West Paterson goal is to save police time and money
In a few months, the borough's police officers will be able to file reports from their cars that the chief can compile daily with just a few keystrokes, thanks to a new computer-automated dispatch system.
"It's about accountability, accountability, accountability," Police Chief Robert Reda said. "It's a basic tool that every department should have and needs."
The goal of using such a system is to save the department time and money - especially in overtime costs - and to make officers'' jobs safer.
The new dispatch system will be created for the borough by Enforsys Systems, a Whippany-based company that has installed similar systems for at least 60 other New Jersey police departments. In Passaic County, Hawthorne, Pompton Lakes and Wanaque already use the system. About 20 departments in Bergen County use it.
"We find it to be a very good system that fits the needs of our department," Hawthorne Police Chief Martin Boyd said. "The more use it's getting, the more comfortable the officers are becoming with it."
The software will cost the borough $52,865, which includes the licensing fee and several training sessions. The borough has already spent $10,000 for two new servers to support the system, and it will purchase mobile data terminals for each of the department's seven patrol cars. The cost of those units is unknown because the borough has not yet chosen a vendor.

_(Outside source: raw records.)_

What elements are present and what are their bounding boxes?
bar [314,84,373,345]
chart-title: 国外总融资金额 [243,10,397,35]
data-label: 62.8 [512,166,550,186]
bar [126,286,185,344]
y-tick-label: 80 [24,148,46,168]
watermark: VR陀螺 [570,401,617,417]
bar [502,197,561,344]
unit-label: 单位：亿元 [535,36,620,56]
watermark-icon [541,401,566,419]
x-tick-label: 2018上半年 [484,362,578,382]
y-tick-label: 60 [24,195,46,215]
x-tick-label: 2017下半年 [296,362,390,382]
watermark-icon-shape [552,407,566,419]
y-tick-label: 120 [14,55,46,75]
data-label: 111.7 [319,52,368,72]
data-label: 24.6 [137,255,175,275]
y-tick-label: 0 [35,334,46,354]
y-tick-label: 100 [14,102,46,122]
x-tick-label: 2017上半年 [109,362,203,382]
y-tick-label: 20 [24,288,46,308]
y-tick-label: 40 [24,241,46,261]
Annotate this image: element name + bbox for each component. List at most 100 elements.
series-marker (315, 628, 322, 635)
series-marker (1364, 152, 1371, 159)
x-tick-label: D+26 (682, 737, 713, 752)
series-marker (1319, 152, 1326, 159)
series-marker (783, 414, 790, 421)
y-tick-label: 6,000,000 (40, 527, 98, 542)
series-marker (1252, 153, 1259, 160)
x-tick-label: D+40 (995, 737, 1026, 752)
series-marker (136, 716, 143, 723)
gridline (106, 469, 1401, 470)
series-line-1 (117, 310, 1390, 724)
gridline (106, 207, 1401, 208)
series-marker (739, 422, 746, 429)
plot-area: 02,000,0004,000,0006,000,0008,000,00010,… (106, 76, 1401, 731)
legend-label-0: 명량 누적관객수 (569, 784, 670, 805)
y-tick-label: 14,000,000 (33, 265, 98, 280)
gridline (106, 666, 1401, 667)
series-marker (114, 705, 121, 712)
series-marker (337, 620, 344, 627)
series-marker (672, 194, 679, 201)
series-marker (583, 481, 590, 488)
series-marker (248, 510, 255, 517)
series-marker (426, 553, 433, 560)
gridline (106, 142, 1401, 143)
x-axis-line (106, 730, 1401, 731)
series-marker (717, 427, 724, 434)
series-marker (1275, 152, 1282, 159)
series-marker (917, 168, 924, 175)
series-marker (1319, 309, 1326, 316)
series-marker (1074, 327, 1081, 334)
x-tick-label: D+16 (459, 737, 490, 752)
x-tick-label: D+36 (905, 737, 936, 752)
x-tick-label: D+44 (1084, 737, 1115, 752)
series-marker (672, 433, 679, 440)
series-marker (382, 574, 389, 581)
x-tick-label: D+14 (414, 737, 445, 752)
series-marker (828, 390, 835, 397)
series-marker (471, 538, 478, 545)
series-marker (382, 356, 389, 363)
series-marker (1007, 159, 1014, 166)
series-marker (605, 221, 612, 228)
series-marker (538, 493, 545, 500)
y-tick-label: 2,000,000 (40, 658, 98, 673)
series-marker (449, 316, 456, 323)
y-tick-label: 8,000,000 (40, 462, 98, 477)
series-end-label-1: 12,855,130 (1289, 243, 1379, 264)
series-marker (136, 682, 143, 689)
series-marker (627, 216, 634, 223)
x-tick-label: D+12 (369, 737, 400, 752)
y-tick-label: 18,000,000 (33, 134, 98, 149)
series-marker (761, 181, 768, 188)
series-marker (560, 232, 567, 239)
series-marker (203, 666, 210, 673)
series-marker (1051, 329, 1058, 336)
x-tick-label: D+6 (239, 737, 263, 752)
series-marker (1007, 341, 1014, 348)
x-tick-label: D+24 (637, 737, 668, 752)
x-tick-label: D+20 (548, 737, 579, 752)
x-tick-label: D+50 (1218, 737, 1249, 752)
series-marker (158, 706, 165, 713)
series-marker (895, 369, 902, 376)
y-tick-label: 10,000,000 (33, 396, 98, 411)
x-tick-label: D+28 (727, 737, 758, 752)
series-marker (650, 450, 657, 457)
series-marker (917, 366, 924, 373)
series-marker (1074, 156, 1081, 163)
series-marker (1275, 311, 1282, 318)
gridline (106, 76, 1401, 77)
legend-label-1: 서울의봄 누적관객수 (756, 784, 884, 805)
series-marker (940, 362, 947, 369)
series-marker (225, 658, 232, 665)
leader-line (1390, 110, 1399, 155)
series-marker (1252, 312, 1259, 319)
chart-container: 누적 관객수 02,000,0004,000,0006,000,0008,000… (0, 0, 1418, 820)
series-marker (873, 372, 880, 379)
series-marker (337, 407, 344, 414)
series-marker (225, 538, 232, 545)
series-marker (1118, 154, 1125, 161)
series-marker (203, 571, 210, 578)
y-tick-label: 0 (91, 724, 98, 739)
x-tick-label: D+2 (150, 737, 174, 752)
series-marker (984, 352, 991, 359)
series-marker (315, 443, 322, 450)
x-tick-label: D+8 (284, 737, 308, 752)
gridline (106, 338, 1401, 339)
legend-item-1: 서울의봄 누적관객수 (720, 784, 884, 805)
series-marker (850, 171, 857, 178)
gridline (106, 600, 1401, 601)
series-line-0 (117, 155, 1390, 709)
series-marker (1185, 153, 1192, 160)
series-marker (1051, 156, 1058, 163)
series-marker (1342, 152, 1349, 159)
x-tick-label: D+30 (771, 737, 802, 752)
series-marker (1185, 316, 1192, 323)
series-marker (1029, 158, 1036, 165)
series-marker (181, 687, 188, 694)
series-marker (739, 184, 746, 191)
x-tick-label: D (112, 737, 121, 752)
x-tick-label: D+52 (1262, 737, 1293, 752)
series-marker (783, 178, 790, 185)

In addition to improving the department''s filing of reports, the system can aid officers during emergencies by providing them on-the-scene information, such as how many people live in a particular house, how many stairwells a business has or whether anyone in a dwelling has a firearm.
The time and money saved varies for each department, but Keith Keller, the vice president of sales and marketing for Enforsys, said West Paterson will save more than $30,000 a year in reporting capabilities.
The system also will allow the borough''s officers to access Info-Cop, a wireless technology that provides officers a way to look up local, state and federal databases when responding to calls. Through Info-Cop, officers can scan drivers'' licenses and registrations and check for alerts on a person or vehicle. These kinds of capabilities will make policing safer and more efficient, Reda said.
Complete installation of the software takes 23 days, said George Lieberman, chief executive of Enforsys. Once it goes live, Enforsys will help maintain the system but does not have direct access to the data that the department downloads onto it.
"The files are owned by the Police Department," Lieberman said. "There is no privacy concern or risk of losing information."